Inventories on U.S. wholesalers' shelves rose in April as stockpiles of both long-lasting durable goods items like automobiles and nondurable items such as clothing and pharmaceuticals increased, the government said on Thursday. 

Wholesale inventories rose 0.3 percent to a seasonally adjusted $302.68 billion in April, the highest level since December last year, when inventory levels reached $303.06 billion. In March, inventories inched up 0.1 percent. Compared to April of last year, inventories at wholesalers were up 3.0 percent. 

Sales by wholesalers also rose 0.3 percent in April, climbing to a seasonally adjusted $230.23 billion after falling 1.5 percent in March. 

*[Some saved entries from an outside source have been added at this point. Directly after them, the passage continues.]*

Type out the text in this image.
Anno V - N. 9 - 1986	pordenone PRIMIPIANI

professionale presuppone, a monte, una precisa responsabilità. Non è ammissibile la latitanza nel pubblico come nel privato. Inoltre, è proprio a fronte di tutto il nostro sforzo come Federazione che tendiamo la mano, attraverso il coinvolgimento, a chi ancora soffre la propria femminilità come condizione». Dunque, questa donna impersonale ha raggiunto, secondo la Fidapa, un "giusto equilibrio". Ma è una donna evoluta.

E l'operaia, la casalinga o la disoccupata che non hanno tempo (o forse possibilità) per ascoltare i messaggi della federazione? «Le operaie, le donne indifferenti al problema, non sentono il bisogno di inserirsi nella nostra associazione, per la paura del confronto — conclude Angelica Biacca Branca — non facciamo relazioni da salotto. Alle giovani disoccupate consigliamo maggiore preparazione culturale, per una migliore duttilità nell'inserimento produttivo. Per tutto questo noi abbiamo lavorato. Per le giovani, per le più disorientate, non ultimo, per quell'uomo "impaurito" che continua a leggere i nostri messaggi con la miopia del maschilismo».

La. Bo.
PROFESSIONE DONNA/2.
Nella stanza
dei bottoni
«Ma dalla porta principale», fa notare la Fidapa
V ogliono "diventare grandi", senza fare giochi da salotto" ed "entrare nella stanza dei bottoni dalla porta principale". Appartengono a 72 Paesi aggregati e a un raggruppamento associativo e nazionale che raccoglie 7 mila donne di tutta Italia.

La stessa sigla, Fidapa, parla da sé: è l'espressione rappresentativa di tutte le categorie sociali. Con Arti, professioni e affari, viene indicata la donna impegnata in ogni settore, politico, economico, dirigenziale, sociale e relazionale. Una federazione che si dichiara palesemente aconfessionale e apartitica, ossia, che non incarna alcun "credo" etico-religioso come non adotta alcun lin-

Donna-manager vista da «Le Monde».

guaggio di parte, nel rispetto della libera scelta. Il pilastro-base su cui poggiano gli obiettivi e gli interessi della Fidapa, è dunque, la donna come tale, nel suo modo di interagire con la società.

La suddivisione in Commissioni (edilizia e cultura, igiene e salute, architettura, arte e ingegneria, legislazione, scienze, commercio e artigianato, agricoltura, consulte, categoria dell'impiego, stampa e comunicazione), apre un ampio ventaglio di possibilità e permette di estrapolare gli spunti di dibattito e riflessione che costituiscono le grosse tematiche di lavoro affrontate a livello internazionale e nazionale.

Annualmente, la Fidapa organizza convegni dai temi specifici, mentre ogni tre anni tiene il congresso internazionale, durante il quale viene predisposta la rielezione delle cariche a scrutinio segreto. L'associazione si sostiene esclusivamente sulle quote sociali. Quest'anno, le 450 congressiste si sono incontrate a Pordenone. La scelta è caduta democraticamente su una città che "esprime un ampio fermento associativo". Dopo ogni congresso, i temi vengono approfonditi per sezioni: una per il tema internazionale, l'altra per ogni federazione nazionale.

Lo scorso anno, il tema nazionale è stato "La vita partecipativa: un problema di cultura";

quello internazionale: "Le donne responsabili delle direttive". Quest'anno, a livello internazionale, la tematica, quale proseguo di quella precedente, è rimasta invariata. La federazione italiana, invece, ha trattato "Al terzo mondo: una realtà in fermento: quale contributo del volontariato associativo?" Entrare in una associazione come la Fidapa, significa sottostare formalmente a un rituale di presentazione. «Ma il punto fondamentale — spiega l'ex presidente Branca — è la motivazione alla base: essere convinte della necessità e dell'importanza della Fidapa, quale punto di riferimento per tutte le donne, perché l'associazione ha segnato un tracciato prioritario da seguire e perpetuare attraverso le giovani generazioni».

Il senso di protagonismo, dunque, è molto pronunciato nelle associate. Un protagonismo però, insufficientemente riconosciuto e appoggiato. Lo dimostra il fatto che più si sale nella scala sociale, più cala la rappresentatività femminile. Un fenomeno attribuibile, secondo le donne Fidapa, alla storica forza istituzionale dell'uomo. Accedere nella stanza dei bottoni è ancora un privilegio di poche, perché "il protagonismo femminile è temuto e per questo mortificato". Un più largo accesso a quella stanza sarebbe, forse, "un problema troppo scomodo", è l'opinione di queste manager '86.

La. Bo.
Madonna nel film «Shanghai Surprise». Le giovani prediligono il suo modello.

The stock-to-sales ratio -- a measure of how long it would take to totally deplete stocks at the current sales pace -- was 1.31 months' worth in April, the same reading as in March. 

Wholesalers' inventories of durable goods -- big-ticket items meant to last for three years or more -- rose 0.1 percent, led by increases in stockpiles of cars, professional and computer equipment, and electrical goods. 

Inventories of nondurable goods, rose 0.5 percent in April after gaining 0.9 percent in March. The increase in April was led by gains in drugs, clothing, chemicals and alcohol. 

Petroleum inventories fell 1.0 percent during the month, after dropping 1.2 percent in March.